Austria Parliamentary Election of 2017

On October 15, Austria held a Parliamentary election, using proportional representation. Five groups polled at least 4% of the vote and therefore gained representatives in Parliament. The results are: Austrian People’s 62 seats; Social Democratic 52 seats; Freedom 51 seats; New Austria 10 seats; Peter Pilz List 8 seats.

No party received a majority of the seats, so the Austrian Peoples Party formed the government with help from the Freedom Party. See the wikipedia page about the election.

The Green Party had had 24 seats, but because it only polled 3.8%, it lost its seats.


Comments

Austria Parliamentary Election of 2017 — 3 Comments

  1. Basic PR —

    PM = TM x PV / TV

    NOOOO minimum pcts — except 100/TM

    Something will happen with every bill – esp. tax and spending bills.

    NOOOO more *parliamentary* regimes — Total separation of powers.

  2. Peter Pilz was a Green member of parliament, who left the parliamentary group, and then was left off their list, Pilz then formed his own list.

    So the Green Party went from 12.4% of the popular vote in 2013, to 4.4% and 3.8% for its two factions in 2017, with the Green Party falling below the threshold.

    The government has not been formed. The president directed the leader of the ÖVP, as the largest party, to begin talks. The leader of the SPÖ said they would be going into opposition, and formal discussion between the ÖVP and FPÖ has just begun, but are quite likely to succeed. The presumptive chancellor, Sebastian Kurz, is 31 years old.
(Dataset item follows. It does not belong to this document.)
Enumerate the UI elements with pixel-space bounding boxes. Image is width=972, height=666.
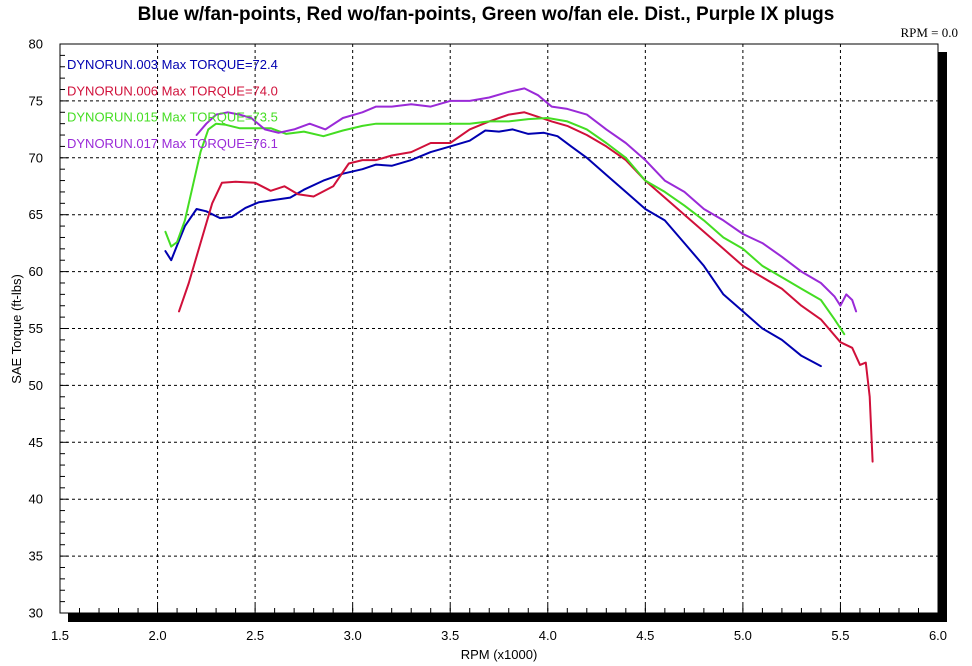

  3. With more than 203 seats elected, that does not appear that Austria does use pure proportional representation, since parties garnering less than 4% get no seats.

    That would not be proportional representation and BAN seems unable to define the term correctly as usual.

    The United Coalition has been using pure proportional representation for more than twenty-two consecutive years and it works fine.

    Nobody has it as good as the United Coalition.